AMS, SGPS challenge City in provincial hearing

Day three of Ontario Municipal Board hearing against Council sees students argue for fair representation

City and AMS lawyers wrestled over testimonials from City officials yesterday, as the Ontario Municipal Board hearing on city electoral boundaries entered its fourth day.

The OMB hearing is the latest development following the April decision by City Council to redraw city electoral boundaries solely using census data, which doesn’t include students.

The option they chose, which the City refers to as Option 1, would dissolve Sydenham District and reduce the number of councillors in student areas from four to three.

The AMS, the SGPS, the Sydenham District Association (SDA) and Queen’s Faculty of Law student Kevin Wiener filed appeals against the decision.

Witness statements have taken place throughout the week. City planning expert George Wallace was cross-examined on Monday and Robert Williams, a consultant from Watson and Associates, gave his testimony on Tuesday.

On the same day, AMS president and CEO Eril Berkok, SGPS president Iain Reeve and SDA chairman Ken Ohtake also spoke at the witness stand.

In his closing statement yesterday, Tony Fleming, the City lawyer, said taking students into account would create more problems for the City.

“It is undisputed evidence that historically post-secondary students haven’t participated in municipal elections in meaningful numbers,” he said.

By including post-secondary student estimates, he said, we risk diluting the votes in other districts with fewer students.
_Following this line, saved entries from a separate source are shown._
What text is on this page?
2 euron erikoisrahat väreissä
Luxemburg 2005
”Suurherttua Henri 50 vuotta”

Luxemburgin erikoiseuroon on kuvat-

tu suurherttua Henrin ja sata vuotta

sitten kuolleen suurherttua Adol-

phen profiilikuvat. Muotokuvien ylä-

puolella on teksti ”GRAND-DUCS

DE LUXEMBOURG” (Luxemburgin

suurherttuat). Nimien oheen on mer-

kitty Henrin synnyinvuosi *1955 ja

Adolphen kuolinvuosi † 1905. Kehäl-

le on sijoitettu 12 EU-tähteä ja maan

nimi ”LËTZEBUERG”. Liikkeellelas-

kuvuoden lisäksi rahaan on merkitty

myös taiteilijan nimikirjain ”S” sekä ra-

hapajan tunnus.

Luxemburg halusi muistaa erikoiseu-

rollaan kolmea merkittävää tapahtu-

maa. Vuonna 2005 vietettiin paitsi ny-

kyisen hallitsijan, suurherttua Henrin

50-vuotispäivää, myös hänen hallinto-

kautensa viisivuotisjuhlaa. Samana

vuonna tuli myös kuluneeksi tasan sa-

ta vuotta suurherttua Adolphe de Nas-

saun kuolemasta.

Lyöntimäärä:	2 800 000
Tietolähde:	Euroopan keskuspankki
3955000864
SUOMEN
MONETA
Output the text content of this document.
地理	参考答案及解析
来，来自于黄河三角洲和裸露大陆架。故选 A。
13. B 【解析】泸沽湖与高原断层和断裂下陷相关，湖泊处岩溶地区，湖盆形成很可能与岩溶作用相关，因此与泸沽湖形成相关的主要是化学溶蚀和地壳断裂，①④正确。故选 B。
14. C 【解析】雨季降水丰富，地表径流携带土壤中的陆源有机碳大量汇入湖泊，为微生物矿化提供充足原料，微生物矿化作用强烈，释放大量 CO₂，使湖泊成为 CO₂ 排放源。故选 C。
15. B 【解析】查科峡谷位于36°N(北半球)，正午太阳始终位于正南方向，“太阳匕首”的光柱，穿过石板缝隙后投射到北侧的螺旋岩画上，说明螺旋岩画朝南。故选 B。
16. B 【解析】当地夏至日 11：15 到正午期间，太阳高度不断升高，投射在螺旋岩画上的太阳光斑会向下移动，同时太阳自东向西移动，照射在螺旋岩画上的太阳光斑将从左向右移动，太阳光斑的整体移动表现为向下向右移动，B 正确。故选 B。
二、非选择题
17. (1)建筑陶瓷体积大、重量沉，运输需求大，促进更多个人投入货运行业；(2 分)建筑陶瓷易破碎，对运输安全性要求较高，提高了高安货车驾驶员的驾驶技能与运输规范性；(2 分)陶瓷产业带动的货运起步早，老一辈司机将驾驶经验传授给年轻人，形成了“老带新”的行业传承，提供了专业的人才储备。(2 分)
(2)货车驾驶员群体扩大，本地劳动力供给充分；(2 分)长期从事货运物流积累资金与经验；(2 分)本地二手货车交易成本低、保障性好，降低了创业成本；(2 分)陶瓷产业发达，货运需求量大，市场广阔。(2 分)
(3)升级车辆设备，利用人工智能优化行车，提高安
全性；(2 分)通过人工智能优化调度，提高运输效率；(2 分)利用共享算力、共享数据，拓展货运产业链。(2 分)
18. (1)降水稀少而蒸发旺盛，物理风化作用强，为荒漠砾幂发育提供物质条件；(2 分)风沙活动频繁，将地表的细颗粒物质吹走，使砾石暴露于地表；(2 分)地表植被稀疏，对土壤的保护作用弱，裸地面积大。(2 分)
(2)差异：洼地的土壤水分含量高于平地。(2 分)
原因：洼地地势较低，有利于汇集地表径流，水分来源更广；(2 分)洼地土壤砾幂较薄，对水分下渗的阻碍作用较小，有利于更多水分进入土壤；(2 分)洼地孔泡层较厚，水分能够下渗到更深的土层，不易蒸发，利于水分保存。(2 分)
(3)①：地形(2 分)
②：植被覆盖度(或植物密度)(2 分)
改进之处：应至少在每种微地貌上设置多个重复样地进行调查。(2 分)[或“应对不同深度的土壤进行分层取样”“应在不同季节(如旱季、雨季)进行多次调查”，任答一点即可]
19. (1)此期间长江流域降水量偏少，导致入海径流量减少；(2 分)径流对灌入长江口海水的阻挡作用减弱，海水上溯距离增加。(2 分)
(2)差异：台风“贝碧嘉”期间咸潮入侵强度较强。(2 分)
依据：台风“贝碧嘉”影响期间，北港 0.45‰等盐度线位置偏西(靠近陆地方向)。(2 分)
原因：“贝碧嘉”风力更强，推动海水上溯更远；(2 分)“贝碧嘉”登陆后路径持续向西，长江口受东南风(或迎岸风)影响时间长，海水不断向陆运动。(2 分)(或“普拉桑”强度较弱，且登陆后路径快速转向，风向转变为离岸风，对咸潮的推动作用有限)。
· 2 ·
“It is not appropriate for this board to solve a perceived problem by creating a practical problem,” he said.

He added that the AMS can serve as effective representation for students, since the student voter turnout for AMS elections is higher than for municipal elections.

“The students have chosen who they want to represent them,” he said. “When [City officials] speak to student government, they know they are speaking for all students at Queen’s.”

Michael Hickey Jr., who represents the appealing parties, said testimonies from City officials implied that Option 1 didn’t provide fair political representation.

In his closing statement, he said Robert Williams consistently implied that Option 4 was the better option until the April Council decision passed, when he changed his position.

He said Williams’ original idea of representation referred to access to City councillors rather than voting power.

“He wasn’t talking about who votes on election day. He was talking about who has a voice every day after election day,” he said.

Hickey quoted a series of emails sent between Williams and Sydenham councillor Bill Glover to support his case.

In one of the emails, Williams wrote that “the design of a system that deliberately ignores a segment of the population will not be easy to defend.”

Kevin Wiener, who gave his closing statement after Hickey, told the Journal the AMS can supplement councillors but not replace them.

He cited councillor Liz Schell’s testimony, where she said it took her nearly two years to learn how to work effectively as a councillor, due to the learning curve.

“At the AMS, where you have 100 per cent turnover for every position,” he said, “you can’t have the same level of engagement and long-term strategizing on city priorities you can get from a councillor.”

On Wednesday, eleven members of the Kingston community gave presentations on the council decision, including Morgan Davis, president of the Student Life Association of St. Lawrence College, and city councillors Liz Schell, Jim Neill and Bill Glover.